Conditions for Workers at Target: Estimates for a Proposed California Supercenter
Jeannette Wicks-Lim
Research Briefs from Political Economy Research Institute, University of Massachusetts at Amherst
Abstract:
Using publicly available data, the author finds that the pay of the typical job offered at a proposed Target Supercenter in San Rafael, California will be very low. This is primarily due to two factors. First, general merchandise stores such as Target tend to pay lower wages than the average firm. Second, part-time jobs tend to pay less than full-time positions, and Target plans to use a large percentage of part-time workers—on the order of 55 percent of more. This is high even within Target’s specific retail sector: general merchandise stores, on average, have a workforce that is 32.6 percent part-time. Moreover, low proportions of these part-time workers can be expected to receive benefits through their Target jobs: less than one in five part-time workers will likely receive health insurance benefits from these Target jobs and just over one-third of part-time workers will likely participate in Target’s retirement plans.
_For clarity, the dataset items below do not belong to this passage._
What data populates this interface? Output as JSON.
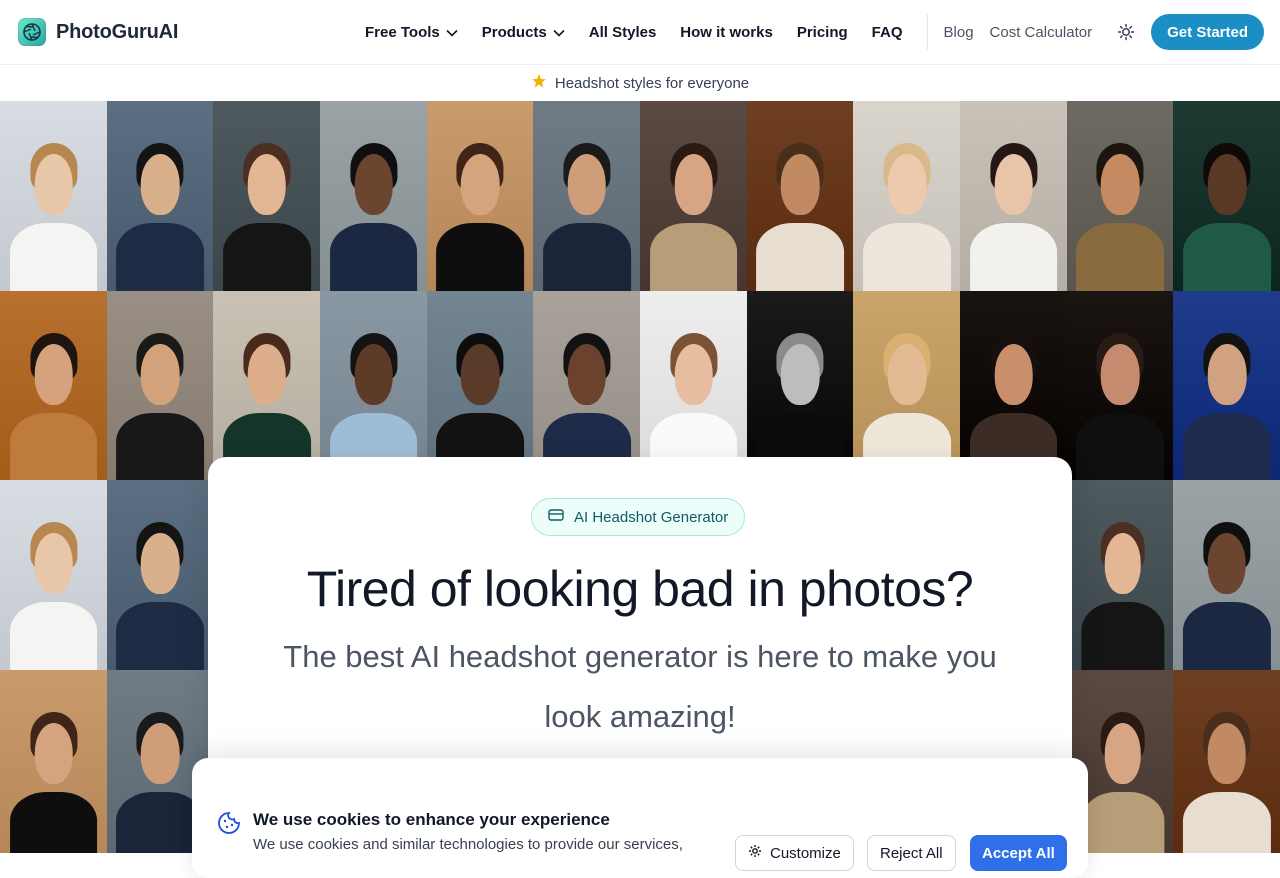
{
  "brand": {
    "name": "PhotoGuruAI",
    "logo_icon": "aperture-icon",
    "accent": "#1a8ec5"
  },
  "nav": {
    "items": [
      {
        "label": "Free Tools",
        "dropdown": true
      },
      {
        "label": "Products",
        "dropdown": true
      },
      {
        "label": "All Styles",
        "dropdown": false
      },
      {
        "label": "How it works",
        "dropdown": false
      },
      {
        "label": "Pricing",
        "dropdown": false
      },
      {
        "label": "FAQ",
        "dropdown": false
      }
    ],
    "secondary": [
      {
        "label": "Blog"
      },
      {
        "label": "Cost Calculator"
      }
    ],
    "theme_icon": "sun-icon",
    "cta_label": "Get Started"
  },
  "announcement": {
    "icon": "star-icon",
    "text": "Headshot styles for everyone"
  },
  "hero": {
    "badge_icon": "card-icon",
    "badge_label": "AI Headshot Generator",
    "title": "Tired of looking bad in photos?",
    "subtitle": "The best AI headshot generator is here to make you look amazing!"
  },
  "cookie": {
    "icon": "cookie-icon",
    "title": "We use cookies to enhance your experience",
    "text": "We use cookies and similar technologies to provide our services,",
    "customize_label": "Customize",
    "reject_label": "Reject All",
    "accept_label": "Accept All",
    "accept_color": "#2f6fe8"
  },
  "gallery": {
    "photo_palettes": [
      [
        "#d7dde2",
        "#e8c6a8",
        "#f4f4f2",
        "#b8874f"
      ],
      [
        "#5c6f82",
        "#d9b08c",
        "#1f2a44",
        "#141414"
      ],
      [
        "#4e5a5e",
        "#e3b796",
        "#151515",
        "#4b2f22"
      ],
      [
        "#9aa3a6",
        "#6b4530",
        "#1c2741",
        "#0f0f0f"
      ],
      [
        "#c99a6b",
        "#d6a37f",
        "#0e0e0e",
        "#3e2518"
      ],
      [
        "#6f7c86",
        "#cf9d7a",
        "#1b2438",
        "#1a1a1a"
      ],
      [
        "#5b4a44",
        "#d8a584",
        "#b79e78",
        "#2a1a12"
      ],
      [
        "#6e3f22",
        "#c28a63",
        "#e7ddd0",
        "#4a2e1c"
      ],
      [
        "#d9d4cc",
        "#edc9ae",
        "#ece6dc",
        "#d7b98a"
      ],
      [
        "#c9c2b8",
        "#e8c4a9",
        "#f3f1ee",
        "#241814"
      ],
      [
        "#6d6a62",
        "#c48a62",
        "#8a6a3f",
        "#1d140f"
      ],
      [
        "#1f3a33",
        "#5a3826",
        "#1f5a44",
        "#0e0a08"
      ],
      [
        "#b8702e",
        "#d6a27e",
        "#bf7a3d",
        "#1e1410"
      ],
      [
        "#9a8f84",
        "#d2a27a",
        "#181818",
        "#1a1a1a"
      ],
      [
        "#c8c1b4",
        "#dcae8c",
        "#15352a",
        "#4a2a1c"
      ],
      [
        "#8a98a4",
        "#5e3b27",
        "#9fbcd6",
        "#141414"
      ],
      [
        "#748592",
        "#5a3a29",
        "#121212",
        "#0d0d0d"
      ],
      [
        "#a8a29a",
        "#6a422d",
        "#1e2b48",
        "#121212"
      ],
      [
        "#eeeeee",
        "#e6bd9e",
        "#fafafa",
        "#7c5236"
      ],
      [
        "#1a1a1a",
        "#bdbdbd",
        "#0c0c0c",
        "#8a8a8a"
      ],
      [
        "#c9a56c",
        "#e2bb95",
        "#efe6da",
        "#d9b070"
      ],
      [
        "#1a1410",
        "#c98f6a",
        "#3b2c26",
        "#15100d"
      ],
      [
        "#1b1512",
        "#c58b6e",
        "#0f0f0f",
        "#2a1a14"
      ],
      [
        "#1f3b8a",
        "#d1a27f",
        "#1e2a4e",
        "#121212"
      ]
    ]
  }
}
Finally, the low pay of these positions combined with part-time schedules produces earnings far below what households need to meet their families’ basic needs. The typical non-supervisory part-time position provides at most one-third of what a worker raising children needs to cover his/her family’s basic expenses. Even full-time first-line supervisor positions only generate enough earnings to fall just short of what a single adult, with no children, needs to cover his/her basic expenses.